At the start of the first shift, the policemen push back the pickets from the pit gates, and a bus carries in a handful of men who are said to be working. There is pushing and jeering, and then the gates close and the pickets ease back, lingering beside the road. As the morning wears on women pass on their way to the shops, ignoring the police still outside the pit, and men and women come to their doors, stand on doorsteps, talk to the pickets. Suddenly, police vans and police in riot clothing are coming down the road towards them all. There is a stand-off, a charge, and then coming up the road in the other direction, more police. The streets are in tumult: men run over the allotments, down the railway bankings, up side streets and down the backs. Police officers follow. Passers-by try to get out of the way. Coming out of the supermarket Jack Gundry, Pam’s husband, almost fifty now, sees police officers chasing after men, snatching the older, slower ones from the back and hauling them to the ground as the younger ones escape into the backings and snickets. Winnie is at home. When friends call later on to tell her about it, she and Harry say they cannot believe it; their mums and dads would never have believed it: police chasing people on the streets like they had in flaming 1926.

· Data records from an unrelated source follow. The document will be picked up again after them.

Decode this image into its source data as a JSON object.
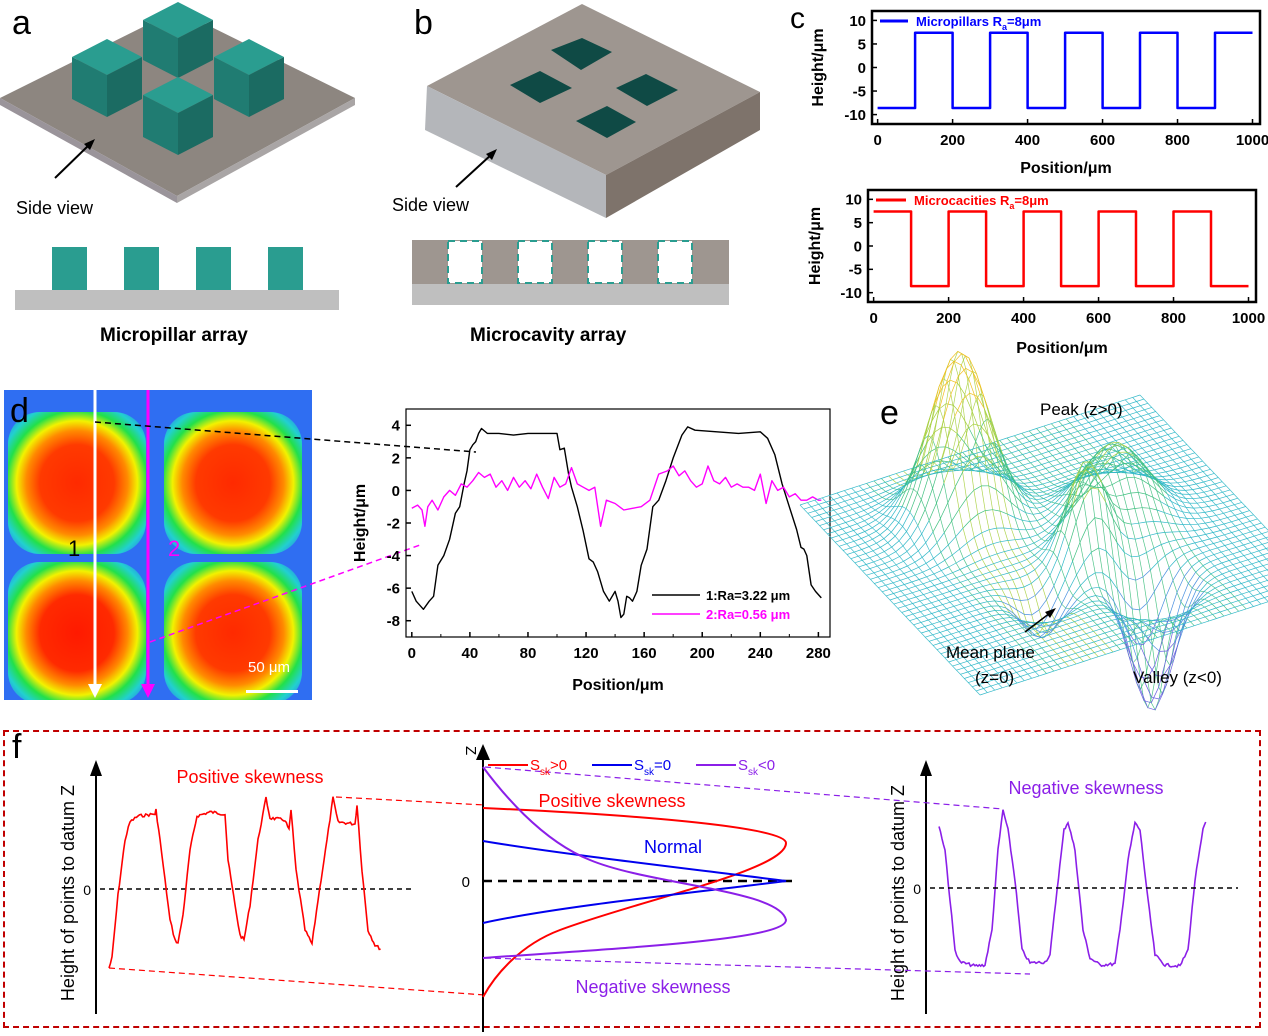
{
  "panels": {
    "a": {
      "letter": "a",
      "side_view_label": "Side view",
      "caption": "Micropillar array",
      "pillar_count": 4,
      "colors": {
        "pillar": "#2a9d90",
        "pillar_dark": "#1f7268",
        "pillar_top": "#35a898",
        "base": "#8d8680",
        "base_side": "#bfbfbf"
      }
    },
    "b": {
      "letter": "b",
      "side_view_label": "Side view",
      "caption": "Microcavity array",
      "cavity_count": 4,
      "colors": {
        "block_top": "#9e9690",
        "block_left": "#b4b6ba",
        "block_right": "#7e736b",
        "cavity": "#0f4a45",
        "dash": "#2a9d90",
        "base": "#bfbfbf"
      }
    },
    "c": {
      "letter": "c"
    },
    "d": {
      "letter": "d",
      "line1_label": "1",
      "line2_label": "2",
      "scale_bar_label": "50 μm",
      "colors": {
        "line1": "#ffffff",
        "line2": "#ff00ff"
      }
    },
    "e": {
      "letter": "e",
      "peak_label": "Peak (z>0)",
      "mean_plane_label_1": "Mean plane",
      "mean_plane_label_2": "(z=0)",
      "valley_label": "Valley (z<0)"
    },
    "f": {
      "letter": "f",
      "left": {
        "ylabel": "Height of points to datum Z",
        "zero_label": "0",
        "title": "Positive skewness",
        "color": "#ff0000"
      },
      "middle": {
        "axis_label": "Z",
        "zero_label": "0",
        "legend": [
          {
            "main": "S",
            "sub": "sk",
            "rest": ">0",
            "color": "#ff0000"
          },
          {
            "main": "S",
            "sub": "sk",
            "rest": "=0",
            "color": "#0000ee"
          },
          {
            "main": "S",
            "sub": "sk",
            "rest": "<0",
            "color": "#8b1fe8"
          }
        ],
        "positive_label": "Positive skewness",
        "normal_label": "Normal",
        "negative_label": "Negative skewness"
      },
      "right": {
        "ylabel": "Height of points to datum Z",
        "zero_label": "0",
        "title": "Negative skewness",
        "color": "#8b1fe8"
      },
      "border_color": "#c00000"
    }
  },
  "chart_data": [
    {
      "id": "c-top",
      "type": "line",
      "title": "",
      "legend": [
        {
          "text": "Micropillars R",
          "sub": "a",
          "rest": "=8μm"
        }
      ],
      "xlabel": "Position/μm",
      "ylabel": "Height/μm",
      "xlim": [
        -15,
        1020
      ],
      "ylim": [
        -12,
        12
      ],
      "xticks": [
        0,
        200,
        400,
        600,
        800,
        1000
      ],
      "yticks": [
        10,
        5,
        0,
        -5,
        -10
      ],
      "color": "#0000ff",
      "series": [
        {
          "name": "Micropillars Ra=8μm",
          "x": [
            0,
            100,
            100,
            200,
            200,
            300,
            300,
            400,
            400,
            500,
            500,
            600,
            600,
            700,
            700,
            800,
            800,
            900,
            900,
            1000
          ],
          "y": [
            -8.6,
            -8.6,
            7.4,
            7.4,
            -8.6,
            -8.6,
            7.4,
            7.4,
            -8.6,
            -8.6,
            7.4,
            7.4,
            -8.6,
            -8.6,
            7.4,
            7.4,
            -8.6,
            -8.6,
            7.4,
            7.4
          ]
        }
      ]
    },
    {
      "id": "c-bottom",
      "type": "line",
      "title": "",
      "legend": [
        {
          "text": "Microcacities R",
          "sub": "a",
          "rest": "=8μm"
        }
      ],
      "xlabel": "Position/μm",
      "ylabel": "Height/μm",
      "xlim": [
        -15,
        1020
      ],
      "ylim": [
        -12,
        12
      ],
      "xticks": [
        0,
        200,
        400,
        600,
        800,
        1000
      ],
      "yticks": [
        10,
        5,
        0,
        -5,
        -10
      ],
      "color": "#ff0000",
      "series": [
        {
          "name": "Microcacities Ra=8μm",
          "x": [
            0,
            100,
            100,
            200,
            200,
            300,
            300,
            400,
            400,
            500,
            500,
            600,
            600,
            700,
            700,
            800,
            800,
            900,
            900,
            1000
          ],
          "y": [
            7.4,
            7.4,
            -8.6,
            -8.6,
            7.4,
            7.4,
            -8.6,
            -8.6,
            7.4,
            7.4,
            -8.6,
            -8.6,
            7.4,
            7.4,
            -8.6,
            -8.6,
            7.4,
            7.4,
            -8.6,
            -8.6
          ]
        }
      ]
    },
    {
      "id": "d-profile",
      "type": "line",
      "title": "",
      "xlabel": "Position/μm",
      "ylabel": "Height/μm",
      "xlim": [
        -4,
        288
      ],
      "ylim": [
        -9,
        5
      ],
      "xticks": [
        0,
        40,
        80,
        120,
        160,
        200,
        240,
        280
      ],
      "yticks": [
        4,
        2,
        0,
        -2,
        -4,
        -6,
        -8
      ],
      "legend_position": "bottom-right",
      "series": [
        {
          "name": "1:Ra=3.22 μm",
          "color": "#000000",
          "x": [
            0,
            3,
            8,
            12,
            15,
            18,
            22,
            26,
            30,
            33,
            36,
            38,
            40,
            42,
            44,
            46,
            48,
            52,
            60,
            70,
            80,
            85,
            95,
            100,
            102,
            105,
            108,
            110,
            114,
            118,
            122,
            125,
            128,
            132,
            136,
            140,
            142,
            144,
            146,
            148,
            150,
            152,
            155,
            158,
            162,
            166,
            170,
            175,
            180,
            186,
            190,
            195,
            210,
            225,
            240,
            245,
            250,
            255,
            260,
            265,
            268,
            270,
            272,
            275,
            278,
            282
          ],
          "y": [
            -6.2,
            -6.8,
            -7.3,
            -6.8,
            -6.5,
            -4.6,
            -4.0,
            -3.0,
            -1.4,
            -1.0,
            0.4,
            1.2,
            2.5,
            2.8,
            3.0,
            3.5,
            3.8,
            3.5,
            3.5,
            3.4,
            3.5,
            3.5,
            3.5,
            3.5,
            2.5,
            2.6,
            1.0,
            0.2,
            -1.0,
            -2.5,
            -4.2,
            -4.4,
            -5.0,
            -6.2,
            -6.8,
            -6.2,
            -6.8,
            -7.8,
            -7.6,
            -6.5,
            -6.6,
            -6.8,
            -6.2,
            -4.6,
            -3.6,
            -1.0,
            -0.6,
            0.6,
            2.0,
            3.4,
            3.9,
            3.7,
            3.6,
            3.5,
            3.6,
            3.2,
            2.2,
            0.4,
            -1.0,
            -2.4,
            -3.5,
            -3.6,
            -4.0,
            -5.8,
            -6.2,
            -6.6
          ]
        },
        {
          "name": "2:Ra=0.56 μm",
          "color": "#ff00ff",
          "x": [
            0,
            4,
            7,
            9,
            11,
            14,
            18,
            22,
            26,
            30,
            34,
            38,
            42,
            46,
            50,
            54,
            58,
            62,
            66,
            70,
            74,
            78,
            82,
            86,
            90,
            94,
            98,
            102,
            106,
            110,
            114,
            118,
            122,
            126,
            130,
            134,
            140,
            146,
            152,
            158,
            164,
            170,
            176,
            180,
            184,
            188,
            192,
            196,
            200,
            204,
            208,
            212,
            216,
            220,
            224,
            228,
            232,
            236,
            240,
            244,
            248,
            252,
            256,
            260,
            264,
            268,
            272,
            276,
            280,
            282
          ],
          "y": [
            -1.1,
            -0.9,
            -1.2,
            -2.2,
            -1.0,
            -0.6,
            -1.2,
            -0.4,
            0.0,
            -0.3,
            0.4,
            0.2,
            0.6,
            1.1,
            0.8,
            1.0,
            0.2,
            0.6,
            0.0,
            0.8,
            0.2,
            0.6,
            0.1,
            1.0,
            0.2,
            -0.5,
            0.8,
            0.2,
            0.4,
            1.4,
            0.4,
            0.2,
            0.0,
            0.2,
            -2.2,
            -0.6,
            -0.8,
            -1.2,
            -1.1,
            -1.0,
            -0.6,
            1.0,
            1.2,
            1.5,
            0.9,
            1.2,
            0.6,
            0.2,
            0.4,
            1.5,
            0.6,
            0.4,
            0.8,
            0.2,
            0.4,
            0.2,
            0.2,
            0.0,
            1.0,
            -0.8,
            0.6,
            0.0,
            0.2,
            -0.4,
            -0.2,
            -0.6,
            -0.6,
            -0.4,
            -0.6,
            -0.6
          ]
        }
      ]
    }
  ]
}
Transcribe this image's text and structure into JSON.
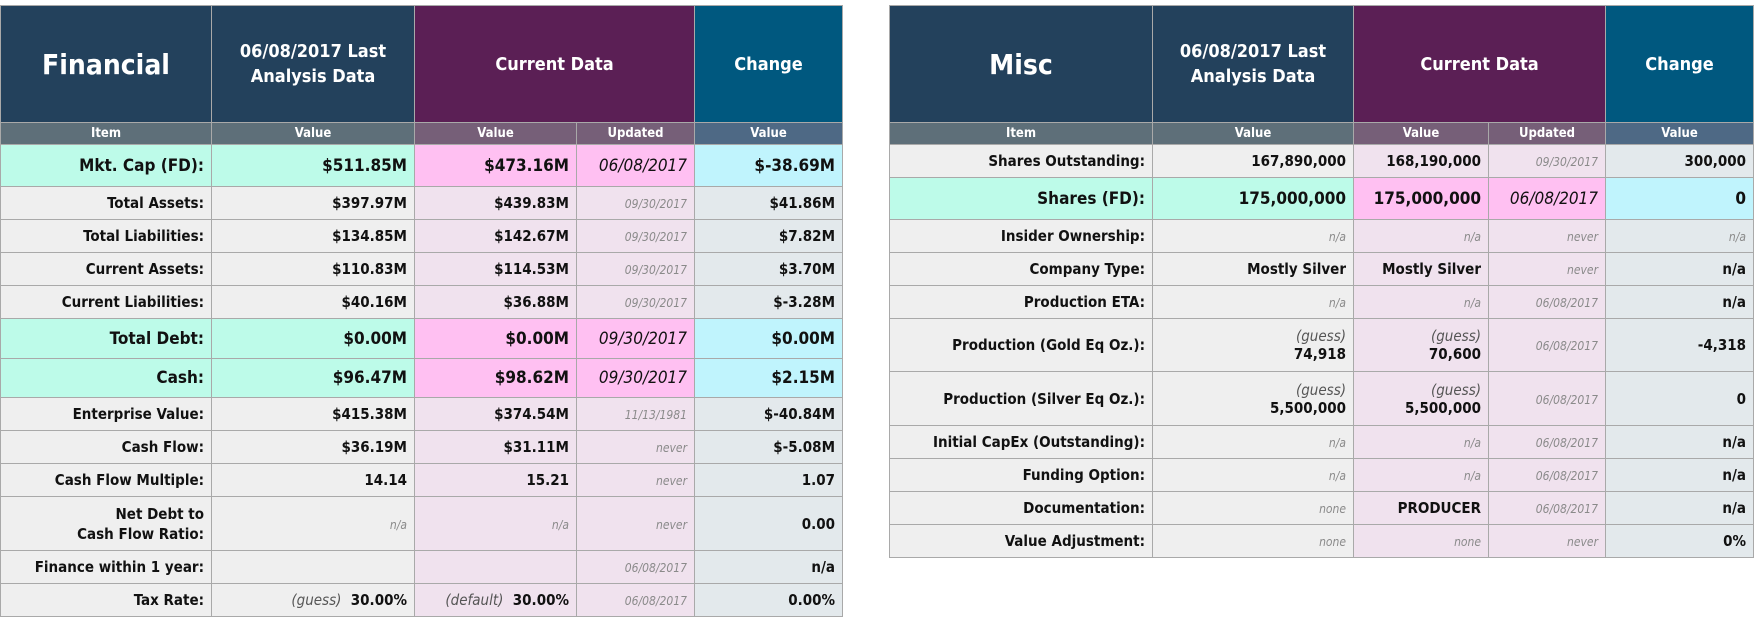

A few days later two brothers from Goldthorpe, Darren and Paul Holmes, aged fourteen and fifteen, are killed while digging for coal in the railway embankment opposite Bob’s Diner, as Rocky Wall’s old café is now called. Ten feet below the surface there is a coal seam which had been dug out in the 1920s and 1970s and was now being dug out again. Most of the diggers are children and teenagers looking for coal to give to their parents or to sell. The further anyone digs, the more the holes become tunnels. On Sunday 19 November, Darren and Paul and two other boys are digging into the embankment when the roof caves in. People including the boys’ father try to dig them out, but they both die as a result of their injuries. Of the other two boys, one has broken legs and the other, John Farmer, gets out unhurt. It is John that does the interviews on the national news night-time bulletins. Karl Grainger, who has known the two dead boys since they were at junior school together, watches stunned as the reporters try to frame the event with strike angles. Did this say something about the times? Did people blame the strike, or even the government? No, say the people, who are more familiar than the reporters with the random dangers of digging the earth for coal, no, not really. That’s not how it works. It was an accident, and it ought to be left at that.
*
Christmas is coming. Understanding that mothers and fathers are trying to work out how they will buy turkeys and a bit o’ summat for the kids to open on Christmas morning, the NCB sends letters to miners offering a Christmas bonus and holiday money if miners report back to work by 19 November. ‘You can’t go back,’ says Elaine to Gary, ‘but what will we do for t’ kids? We need more than you and Kenny can make riddling coal on Grimey stack.’ The bonus money is a lot more than you can make riddling coal on the stacks, a lot more; on the TV news on the Monday after the letter is sent, Ian MacGregor says hundreds of miners have gone back that morning, though he doesn’t mention the bonus.